英語を学んだ人がフランス語を始めると、ゼロからの学習者よりもずっと速く習得できます。文法の概念、言語には主語と動詞がある、といった「メタ知識」が転用できるからです。転移学習(Transfer Learning)とは、あるタスクやドメインで学習した知識を別のタスクに再利用することで、少ないデータと計算資源でも高い性能を実現する手法です。
なぜ言語の知識は転移するのか
大量のテキストで事前学習されたモデルは、特定のタスクのためではなく、言語の普遍的なパターンを獲得しています。具体的には、構文規則(主語の後に動詞が来やすい)、意味的関係(「犬」と「猫」はどちらも動物)、論理的推論の形式(AならばB、BならばC、ゆえにAならばC)、さらには文脈に応じたトーンの使い分けまで含まれます。これらの能力は特定の分野に依存しないため、医療文書の分類にも法律文書の要約にもそのまま転用できるのです。
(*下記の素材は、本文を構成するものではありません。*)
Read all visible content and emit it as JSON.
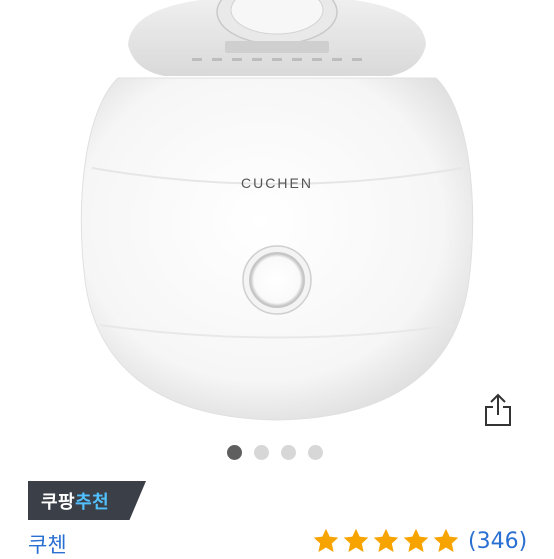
{
  "product": {
    "image_alt": "rice cooker product photo",
    "brand_logo": "CUCHEN",
    "share_icon": "share-icon"
  },
  "carousel": {
    "count": 4,
    "active_index": 0
  },
  "badge": {
    "prefix": "쿠팡",
    "highlight": "추천"
  },
  "seller": {
    "brand": "쿠첸"
  },
  "rating": {
    "stars": 5,
    "max": 5,
    "count_text": "(346)"
  },
  "colors": {
    "accent": "#2a6fd2",
    "star": "#f7a400",
    "badge_bg": "#3a3f48",
    "badge_highlight": "#52c1ff"
  }
}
画像認識の分野でImageNetで学習したモデルが「エッジ検出→テクスチャ認識→物体認識」という汎用的な特徴抽出を学んでいるのと同様、言語モデルも「表層→構文→意味→推論」という階層的な言語理解を獲得しています。
LLM時代に転移学習が爆発的に拡大
転移学習の概念自体は2010年代前半から存在しましたが、LLMの登場でその適用範囲は劇的に広がりました。2018年のBERTは、事前学習→ファインチューニングという転移学習のパイプラインを確立し、11のNLPベンチマークで同時に最高性能を達成しました。GPTシリーズはさらに進んで、ファインチューニングすら不要な「プロンプトによる転移」を実現しました。Few-shot学習(数例を見せるだけで新しいタスクに適応する能力)は、究極的な転移学習の形と言えます。1つの基盤モデルが翻訳、要約、コード生成、数学的推論まで対応できるのは、転移学習の恩恵に他なりません。
少データで実用精度を達成する
転移学習の最大の実務的メリットは、少量のデータで高い精度を達成できることです。ある企業固有の文書分類タスクでは、ゼロからモデルを訓練するには数万件のラベル付きデータが必要かもしれません。しかし事前学習済みモデルをファインチューニングすれば、数百件、場合によっては数十件で同等以上の精度が得られます。LoRAやQLoRAなどのパラメータ効率的なファインチューニング手法の登場で、消費者向けGPUでも転移学習が可能になり、この恩恵はさらに民主化されています。
ドメインギャップと限界
転移学習は万能ではありません。事前学習データと対象タスクのドメインギャップが大きい場合、転移効果は低下します。一般的なWebテキストで学習したモデルを、化学式、音楽記譜法、古典ラテン語のような特殊な記法・言語に適用すると、性能が期待を下回ることがあります。このギャップを埋めるには、継続事前学習でドメイン知識を補強するか、ドメイン特化データでのファインチューニングが必要です。転移が効きやすい領域かどうかを見極めることが、AI導入プロジェクトの成否を分ける重要な判断ポイントとなります。